Alcohol Rehab Programs in Pittsburgh, Pennsylvania
Alcohol rehab is a comprehensive addiction treatment program that helps people with an alcohol addiction recover successfully for the long-term. Alcohol rehab offers a number of treatments and therapies that are directed towards treating the withdrawal, mental addiction, and physical cravings for alcohol.
To hear more about alcohol rehab treatment options, call Drug Treatment Centers Pittsburgh at (412) 235-2317.
Alcohol Abuse vs. Alcohol Addiction
Alcohol abuse and addiction are very different, although abuse can lead to physical dependence.
Substance abuse is characterized by binge drinking, which is drinking enough in two hours to increase the blood alcohol content to .08 percent. Blacking out is a common sign of substance abuse and involves memory lapses of some or all of the events that occurred while under the influence. Additional signs of abuse include:
- Engaging in risky behaviors while drinking
- Getting into trouble with the law as a result of drinking
- Drinking to self-medicate.
Addiction occurs when brain structures and functions change as a result of building up a tolerance to drinking, which means that the body requires more and more alcohol to get the same effects. In addition to building up a tolerance, other signs and symptoms of addiction include:
- Neglecting responsibilities at home and in the community.
- Experiencing intense cravings.
- Continuing to drink despite negative consequences.
- Continuing to drink despite trying to stop or wanting to stop.
- Experiencing withdrawal symptoms.
- Abandoning activities once enjoyed.
How Does Alcohol Abuse Turn Into an Addiction?
Initially, drinking increases the effects of GABA, a neurotransmitter responsible for producing feelings of calm and well-being. Over time, however, drinking suppresses the activity of GABA, and more drinks are needed to get the desired effects. At the same time, the activity of the neurotransmitter glutamate, which is responsible for feelings of excitement, is suppressed, and it responds by functioning at a higher level than normal.

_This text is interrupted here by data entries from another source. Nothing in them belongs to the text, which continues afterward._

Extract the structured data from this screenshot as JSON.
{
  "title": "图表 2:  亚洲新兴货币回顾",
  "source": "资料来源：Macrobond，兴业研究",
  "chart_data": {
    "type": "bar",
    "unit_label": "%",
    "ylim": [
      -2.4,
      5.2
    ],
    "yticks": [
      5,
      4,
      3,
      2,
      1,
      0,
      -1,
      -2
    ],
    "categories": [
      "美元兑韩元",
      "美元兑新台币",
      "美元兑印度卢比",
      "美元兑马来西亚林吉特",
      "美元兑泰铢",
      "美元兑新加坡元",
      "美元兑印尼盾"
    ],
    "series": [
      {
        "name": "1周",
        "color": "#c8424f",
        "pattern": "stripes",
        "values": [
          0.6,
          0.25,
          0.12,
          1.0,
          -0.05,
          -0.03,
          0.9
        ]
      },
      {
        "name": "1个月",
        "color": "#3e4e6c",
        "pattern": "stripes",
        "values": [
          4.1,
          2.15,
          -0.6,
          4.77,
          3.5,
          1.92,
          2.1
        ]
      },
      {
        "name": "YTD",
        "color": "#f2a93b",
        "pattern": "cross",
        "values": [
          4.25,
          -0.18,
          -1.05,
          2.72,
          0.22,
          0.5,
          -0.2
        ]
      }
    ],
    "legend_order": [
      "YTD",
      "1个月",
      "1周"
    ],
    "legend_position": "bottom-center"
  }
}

Once these brain functions have changed, quitting drinking will cause the activity of these neurotransmitters to rebound, and withdrawal symptoms will set in as the body's way of indicating that it needs alcohol to operate "normally." Once this occurs, it's clear that a physical addiction has set in.
How Alcohol Rehab Works
Breaking the physical addiction is the first step in alcoholism treatment. Medical detox is used to break the physical addiction and involves administering medications as needed to prevent or alleviate the intensity of certain withdrawal symptoms, which may include a highly dangerous or fatal condition known as delirium tremens, or DTs.

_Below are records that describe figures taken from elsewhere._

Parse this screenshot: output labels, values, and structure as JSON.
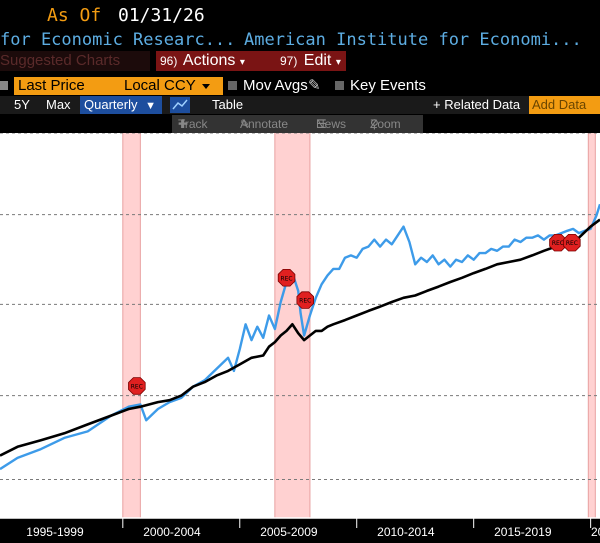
{
  "header": {
    "as_of_label": "As Of",
    "as_of_date": "01/31/26",
    "source_left": "for Economic Researc...",
    "source_right": "American Institute for Economi..."
  },
  "menu": {
    "suggested_charts": "Suggested Charts",
    "actions_num": "96)",
    "actions_label": "Actions",
    "edit_num": "97)",
    "edit_label": "Edit"
  },
  "controls": {
    "last_price": "Last Price",
    "currency": "Local CCY",
    "mov_avgs": "Mov Avgs",
    "key_events": "Key Events"
  },
  "range_bar": {
    "five_year": "5Y",
    "max": "Max",
    "frequency": "Quarterly",
    "table": "Table",
    "related_data": "+ Related Data",
    "add_data": "Add Data"
  },
  "toolbar": {
    "track": "Track",
    "annotate": "Annotate",
    "news": "News",
    "zoom": "Zoom"
  },
  "colors": {
    "series_a": "#3d9be9",
    "series_b": "#000000",
    "recession_band": "#ffc9c9",
    "event_marker": "#e02020",
    "orange": "#f39c12"
  },
  "chart_data": {
    "type": "line",
    "x_range": [
      1994.75,
      2020.4
    ],
    "y_range": [
      0,
      100
    ],
    "grid": "horizontal",
    "x_tick_labels": [
      {
        "label": "1995-1999",
        "center": 1997.1
      },
      {
        "label": "2000-2004",
        "center": 2002.1
      },
      {
        "label": "2005-2009",
        "center": 2007.1
      },
      {
        "label": "2010-2014",
        "center": 2012.1
      },
      {
        "label": "2015-2019",
        "center": 2017.1
      },
      {
        "label": "20",
        "center": 2020.3
      }
    ],
    "recessions": [
      {
        "start": 2000.0,
        "end": 2000.75
      },
      {
        "start": 2006.5,
        "end": 2008.0
      },
      {
        "start": 2019.9,
        "end": 2020.2
      }
    ],
    "event_markers": [
      {
        "label": "REC",
        "x": 2000.6,
        "y": 34.3
      },
      {
        "label": "REC",
        "x": 2007.0,
        "y": 62.4
      },
      {
        "label": "REC",
        "x": 2007.8,
        "y": 56.6
      },
      {
        "label": "REC",
        "x": 2018.6,
        "y": 71.5
      },
      {
        "label": "REC",
        "x": 2019.2,
        "y": 71.5
      }
    ],
    "series": [
      {
        "points": [
          [
            1994.75,
            12.7
          ],
          [
            1995.5,
            15.6
          ],
          [
            1996.5,
            17.9
          ],
          [
            1997.5,
            20.8
          ],
          [
            1998.5,
            22.5
          ],
          [
            1999.5,
            26.6
          ],
          [
            2000.25,
            28.9
          ],
          [
            2000.75,
            29.5
          ],
          [
            2001.0,
            25.4
          ],
          [
            2001.5,
            28.3
          ],
          [
            2002.0,
            30.1
          ],
          [
            2002.5,
            31.2
          ],
          [
            2003.0,
            34.1
          ],
          [
            2003.5,
            35.8
          ],
          [
            2004.0,
            38.7
          ],
          [
            2004.5,
            41.6
          ],
          [
            2004.75,
            38.2
          ],
          [
            2005.0,
            43.9
          ],
          [
            2005.25,
            50.3
          ],
          [
            2005.5,
            46.2
          ],
          [
            2005.75,
            49.7
          ],
          [
            2006.0,
            46.8
          ],
          [
            2006.25,
            52.6
          ],
          [
            2006.5,
            49.1
          ],
          [
            2006.75,
            56.1
          ],
          [
            2007.0,
            61.3
          ],
          [
            2007.25,
            63.6
          ],
          [
            2007.5,
            59.0
          ],
          [
            2007.6,
            53.2
          ],
          [
            2007.75,
            47.4
          ],
          [
            2008.0,
            52.6
          ],
          [
            2008.25,
            57.2
          ],
          [
            2008.5,
            60.7
          ],
          [
            2008.75,
            63.0
          ],
          [
            2009.0,
            64.7
          ],
          [
            2009.25,
            64.7
          ],
          [
            2009.5,
            67.6
          ],
          [
            2009.75,
            68.2
          ],
          [
            2010.0,
            67.6
          ],
          [
            2010.25,
            69.9
          ],
          [
            2010.5,
            70.5
          ],
          [
            2010.75,
            72.3
          ],
          [
            2011.0,
            70.5
          ],
          [
            2011.25,
            72.3
          ],
          [
            2011.5,
            71.1
          ],
          [
            2011.75,
            73.4
          ],
          [
            2012.0,
            75.7
          ],
          [
            2012.25,
            71.7
          ],
          [
            2012.5,
            65.9
          ],
          [
            2012.75,
            67.6
          ],
          [
            2013.0,
            66.5
          ],
          [
            2013.25,
            68.2
          ],
          [
            2013.5,
            65.9
          ],
          [
            2013.75,
            67.1
          ],
          [
            2014.0,
            65.3
          ],
          [
            2014.25,
            67.1
          ],
          [
            2014.5,
            66.5
          ],
          [
            2014.75,
            68.2
          ],
          [
            2015.0,
            67.1
          ],
          [
            2015.25,
            68.8
          ],
          [
            2015.5,
            68.8
          ],
          [
            2015.75,
            69.9
          ],
          [
            2016.0,
            69.4
          ],
          [
            2016.25,
            70.5
          ],
          [
            2016.5,
            70.5
          ],
          [
            2016.75,
            72.3
          ],
          [
            2017.0,
            71.7
          ],
          [
            2017.25,
            72.8
          ],
          [
            2017.5,
            72.8
          ],
          [
            2017.75,
            73.4
          ],
          [
            2018.0,
            72.3
          ],
          [
            2018.25,
            73.4
          ],
          [
            2018.5,
            73.4
          ],
          [
            2018.75,
            74.0
          ],
          [
            2019.0,
            74.6
          ],
          [
            2019.25,
            75.1
          ],
          [
            2019.5,
            74.0
          ],
          [
            2019.75,
            74.6
          ],
          [
            2020.0,
            75.1
          ],
          [
            2020.25,
            78.6
          ],
          [
            2020.4,
            81.5
          ]
        ]
      },
      {
        "points": [
          [
            1994.75,
            16.2
          ],
          [
            1995.5,
            18.5
          ],
          [
            1996.5,
            20.2
          ],
          [
            1997.5,
            22.0
          ],
          [
            1998.5,
            24.3
          ],
          [
            1999.5,
            26.6
          ],
          [
            2000.25,
            28.3
          ],
          [
            2000.75,
            28.9
          ],
          [
            2001.5,
            30.1
          ],
          [
            2002.0,
            30.6
          ],
          [
            2002.5,
            31.8
          ],
          [
            2003.0,
            34.1
          ],
          [
            2003.5,
            35.3
          ],
          [
            2004.0,
            37.0
          ],
          [
            2004.5,
            38.2
          ],
          [
            2005.0,
            39.9
          ],
          [
            2005.5,
            41.6
          ],
          [
            2006.0,
            42.2
          ],
          [
            2006.25,
            44.5
          ],
          [
            2006.5,
            45.7
          ],
          [
            2006.75,
            47.4
          ],
          [
            2007.0,
            48.6
          ],
          [
            2007.25,
            50.3
          ],
          [
            2007.5,
            48.0
          ],
          [
            2007.75,
            46.2
          ],
          [
            2008.0,
            47.4
          ],
          [
            2008.25,
            48.6
          ],
          [
            2008.5,
            48.6
          ],
          [
            2008.75,
            49.7
          ],
          [
            2009.0,
            50.3
          ],
          [
            2009.5,
            51.4
          ],
          [
            2010.0,
            52.6
          ],
          [
            2010.5,
            53.8
          ],
          [
            2011.0,
            54.9
          ],
          [
            2011.5,
            56.1
          ],
          [
            2012.0,
            57.2
          ],
          [
            2012.5,
            57.8
          ],
          [
            2013.0,
            59.0
          ],
          [
            2013.5,
            60.1
          ],
          [
            2014.0,
            61.3
          ],
          [
            2014.5,
            62.4
          ],
          [
            2015.0,
            63.6
          ],
          [
            2015.5,
            64.7
          ],
          [
            2016.0,
            65.9
          ],
          [
            2016.5,
            66.5
          ],
          [
            2017.0,
            67.1
          ],
          [
            2017.5,
            68.2
          ],
          [
            2018.0,
            69.4
          ],
          [
            2018.5,
            70.5
          ],
          [
            2019.0,
            71.1
          ],
          [
            2019.5,
            72.8
          ],
          [
            2020.0,
            75.7
          ],
          [
            2020.4,
            77.5
          ]
        ]
      }
    ]
  }
}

After medical detox has broken the physical addiction, various treatment therapies are employed to address the far more complex psychological aspects of the addiction. These typically include cognitive and behavioral therapies, which help patients develop self-awareness concerning their ideas, attitudes, and beliefs surrounding the addiction.

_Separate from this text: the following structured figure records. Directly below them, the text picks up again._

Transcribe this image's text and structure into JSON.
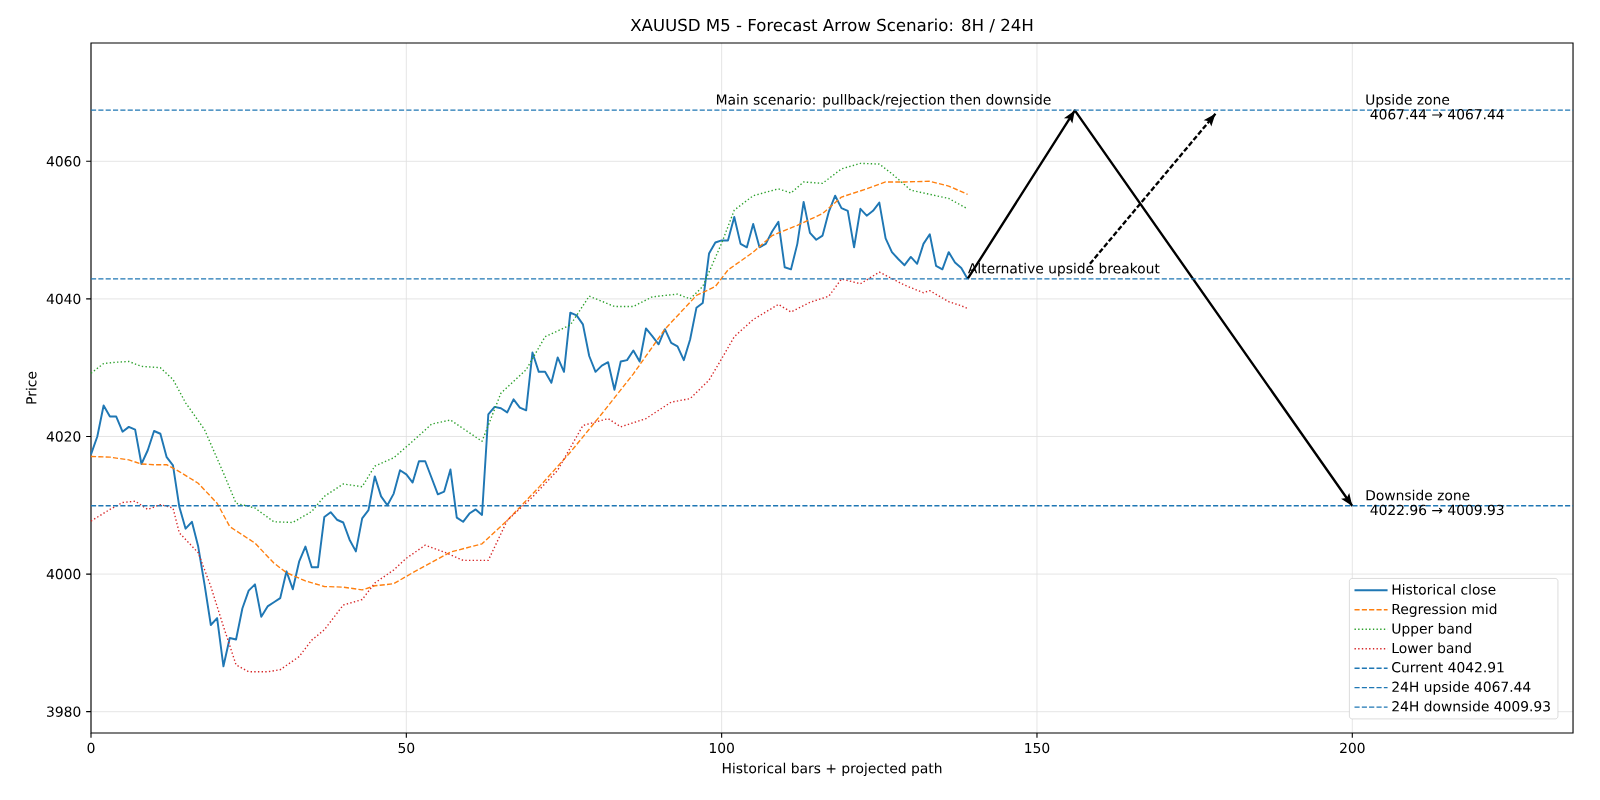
{
  "chart_data": {
    "type": "line",
    "title": "XAUUSD M5 - Forecast Arrow Scenario: 8H / 24H",
    "xlabel": "Historical bars + projected path",
    "ylabel": "Price",
    "xlim": [
      0,
      235
    ],
    "ylim": [
      3976.9,
      4077.2
    ],
    "xticks": [
      0,
      50,
      100,
      150,
      200
    ],
    "yticks": [
      3980,
      4000,
      4020,
      4040,
      4060
    ],
    "grid": true,
    "legend": "bottom right",
    "series": [
      {
        "name": "Historical close",
        "color": "#1f77b4",
        "line_style": "solid",
        "x": [
          0,
          1,
          2,
          3,
          4,
          5,
          6,
          7,
          8,
          9,
          10,
          11,
          12,
          13,
          14,
          15,
          16,
          17,
          18,
          19,
          20,
          21,
          22,
          23,
          24,
          25,
          26,
          27,
          28,
          29,
          30,
          31,
          32,
          33,
          34,
          35,
          36,
          37,
          38,
          39,
          40,
          41,
          42,
          43,
          44,
          45,
          46,
          47,
          48,
          49,
          50,
          51,
          52,
          53,
          54,
          55,
          56,
          57,
          58,
          59,
          60,
          61,
          62,
          63,
          64,
          65,
          66,
          67,
          68,
          69,
          70,
          71,
          72,
          73,
          74,
          75,
          76,
          77,
          78,
          79,
          80,
          81,
          82,
          83,
          84,
          85,
          86,
          87,
          88,
          89,
          90,
          91,
          92,
          93,
          94,
          95,
          96,
          97,
          98,
          99,
          100,
          101,
          102,
          103,
          104,
          105,
          106,
          107,
          108,
          109,
          110,
          111,
          112,
          113,
          114,
          115,
          116,
          117,
          118,
          119,
          120,
          121,
          122,
          123,
          124,
          125,
          126,
          127,
          128,
          129,
          130,
          131,
          132,
          133,
          134,
          135,
          136,
          137,
          138,
          139
        ],
        "values": [
          4017.4,
          4020,
          4024.5,
          4022.9,
          4022.9,
          4020.7,
          4021.4,
          4021,
          4016,
          4018,
          4020.8,
          4020.4,
          4017,
          4015.8,
          4009.8,
          4006.6,
          4007.6,
          4004,
          3998.5,
          3992.6,
          3993.6,
          3986.6,
          3990.7,
          3990.5,
          3995,
          3997.6,
          3998.5,
          3993.8,
          3995.3,
          3995.9,
          3996.5,
          4000.4,
          3997.8,
          4001.8,
          4004,
          4001,
          4001,
          4008.3,
          4009,
          4007.9,
          4007.5,
          4005,
          4003.3,
          4008.1,
          4009.3,
          4014.2,
          4011.3,
          4010,
          4011.7,
          4015.1,
          4014.5,
          4013.3,
          4016.4,
          4016.4,
          4014,
          4011.6,
          4012,
          4015.2,
          4008.2,
          4007.6,
          4008.8,
          4009.4,
          4008.6,
          4023.2,
          4024.3,
          4024.1,
          4023.5,
          4025.4,
          4024.2,
          4023.8,
          4032.2,
          4029.4,
          4029.4,
          4027.8,
          4031.5,
          4029.4,
          4038,
          4037.6,
          4036.3,
          4031.7,
          4029.4,
          4030.3,
          4030.8,
          4026.8,
          4030.9,
          4031.1,
          4032.5,
          4030.9,
          4035.7,
          4034.6,
          4033.4,
          4035.6,
          4033.6,
          4033.1,
          4031.1,
          4034.1,
          4038.7,
          4039.4,
          4046.6,
          4048.2,
          4048.5,
          4048.5,
          4051.9,
          4048,
          4047.5,
          4050.9,
          4047.5,
          4048,
          4049.8,
          4051.2,
          4044.6,
          4044.3,
          4048,
          4054.1,
          4049.6,
          4048.6,
          4049.2,
          4052.7,
          4055,
          4053.2,
          4052.8,
          4047.5,
          4053.1,
          4052.1,
          4052.8,
          4054,
          4048.8,
          4046.8,
          4045.8,
          4044.9,
          4046.1,
          4045.1,
          4048,
          4049.4,
          4044.8,
          4044.3,
          4046.8,
          4045.3,
          4044.5,
          4042.9
        ]
      },
      {
        "name": "Regression mid",
        "color": "#ff7f0e",
        "line_style": "dashed",
        "x": [
          0,
          3,
          6,
          8,
          10,
          12,
          14,
          17,
          20,
          22,
          26,
          29,
          31,
          34,
          37,
          40,
          43,
          45,
          48,
          51,
          54,
          57,
          62,
          66,
          71,
          76,
          81,
          86,
          91,
          96,
          99,
          101,
          105,
          108,
          112,
          116,
          119,
          123,
          126,
          129,
          133,
          136,
          139
        ],
        "values": [
          4017.1,
          4017,
          4016.6,
          4016,
          4015.9,
          4015.9,
          4014.9,
          4013.2,
          4010.3,
          4006.9,
          4004.5,
          4001.6,
          4000.2,
          3999,
          3998.2,
          3998.1,
          3997.7,
          3998.3,
          3998.6,
          4000.2,
          4001.7,
          4003.2,
          4004.4,
          4007.8,
          4012.6,
          4017.7,
          4023.3,
          4029.1,
          4035.6,
          4040.5,
          4041.8,
          4044.2,
          4046.8,
          4049.2,
          4050.7,
          4052.4,
          4054.8,
          4056,
          4057,
          4057,
          4057.1,
          4056.4,
          4055.2
        ]
      },
      {
        "name": "Upper band",
        "color": "#2ca02c",
        "line_style": "dotted",
        "x": [
          0,
          2,
          4,
          6,
          8,
          11,
          13,
          15,
          18,
          21,
          23,
          26,
          29,
          32,
          35,
          37,
          40,
          43,
          45,
          48,
          51,
          54,
          57,
          62,
          65,
          69,
          72,
          76,
          79,
          83,
          86,
          89,
          93,
          95,
          97,
          100,
          102,
          105,
          109,
          111,
          113,
          116,
          119,
          122,
          125,
          127,
          130,
          133,
          136,
          139
        ],
        "values": [
          4029.2,
          4030.6,
          4030.8,
          4030.9,
          4030.2,
          4030,
          4028.3,
          4024.9,
          4021,
          4014.7,
          4010.3,
          4009.6,
          4007.6,
          4007.5,
          4009.1,
          4011.3,
          4013.1,
          4012.7,
          4015.7,
          4016.9,
          4019.3,
          4021.8,
          4022.4,
          4019.3,
          4026.3,
          4029.7,
          4034.5,
          4036.2,
          4040.4,
          4038.9,
          4038.9,
          4040.3,
          4040.7,
          4040,
          4041.8,
          4048.1,
          4052.9,
          4055,
          4056,
          4055.4,
          4057,
          4056.8,
          4058.9,
          4059.7,
          4059.6,
          4058.2,
          4055.8,
          4055.2,
          4054.6,
          4053.1
        ]
      },
      {
        "name": "Lower band",
        "color": "#d62728",
        "line_style": "dotted",
        "x": [
          0,
          3,
          5,
          7,
          9,
          11,
          13,
          14,
          17,
          19,
          21,
          23,
          25,
          28,
          30,
          33,
          35,
          37,
          40,
          43,
          45,
          48,
          50,
          53,
          56,
          59,
          63,
          66,
          70,
          74,
          78,
          82,
          84,
          88,
          92,
          95,
          98,
          100,
          102,
          105,
          109,
          111,
          114,
          117,
          119,
          122,
          125,
          129,
          132,
          133,
          136,
          138,
          139
        ],
        "values": [
          4007.7,
          4009.4,
          4010.4,
          4010.6,
          4009.4,
          4010.1,
          4009.6,
          4006,
          4003.1,
          3998.2,
          3992.4,
          3986.8,
          3985.8,
          3985.8,
          3986.1,
          3988,
          3990.4,
          3991.9,
          3995.5,
          3996.3,
          3998.7,
          4000.6,
          4002.3,
          4004.2,
          4003.2,
          4002,
          4002,
          4007.8,
          4011.2,
          4015.1,
          4021.6,
          4022.6,
          4021.4,
          4022.6,
          4025,
          4025.5,
          4028.2,
          4031.3,
          4034.5,
          4037,
          4039.2,
          4038.1,
          4039.5,
          4040.4,
          4042.9,
          4042.2,
          4043.9,
          4042,
          4040.9,
          4041.2,
          4039.6,
          4039,
          4038.6
        ]
      },
      {
        "color": "#000000",
        "line_style": "solid",
        "x": [
          139,
          156,
          200
        ],
        "values": [
          4042.9,
          4067.4,
          4009.9
        ]
      },
      {
        "color": "#000000",
        "line_style": "dashed",
        "x": [
          158.4,
          178.3
        ],
        "values": [
          4045.1,
          4066.9
        ]
      }
    ],
    "ref_lines": [
      {
        "axis": "y",
        "value": 4042.91,
        "label": "Current 4042.91",
        "color": "#1f77b4",
        "line_style": "dashed"
      },
      {
        "axis": "y",
        "value": 4067.44,
        "label": "24H upside 4067.44",
        "color": "#1f77b4",
        "line_style": "dashed"
      },
      {
        "axis": "y",
        "value": 4009.93,
        "label": "24H downside 4009.93",
        "color": "#1f77b4",
        "line_style": "dashed"
      }
    ],
    "annotations": [
      {
        "text": "Main scenario: pullback/rejection then downside",
        "x": 99,
        "y": 4067.44
      },
      {
        "text": "Alternative upside breakout",
        "x": 139,
        "y": 4042.91
      },
      {
        "text": "Upside zone",
        "x": 202,
        "y": 4067.44
      },
      {
        "text": "4067.44 → 4067.44",
        "x": 202,
        "y": 4067.44
      },
      {
        "text": "Downside zone",
        "x": 202,
        "y": 4009.93
      },
      {
        "text": "4022.96 → 4009.93",
        "x": 202,
        "y": 4009.93
      }
    ]
  }
}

Alcohol rehab starts with medical detoxification, which breaks the physical addiction with the help of medications that are administered by physicians to reduce the intensity of withdrawal symptoms associated with reducing or abstaining from drinking. The second phase of rehab is the treatment phase, during which various therapies are used to treat the complex issues behind the addiction. The third phase of rehab is the implementation of an aftercare plan to help prevent relapse once treatment has been successfully completed.
After treatment is successfully completed, a relapse prevention plan is personalized and implemented to help patients maintain the momentum for recovery gained in treatment. The aftercare plan will typically include ongoing group, individual, and family therapy as well as participation in a community support group like Alcoholics Anonymous or Smart Recovery.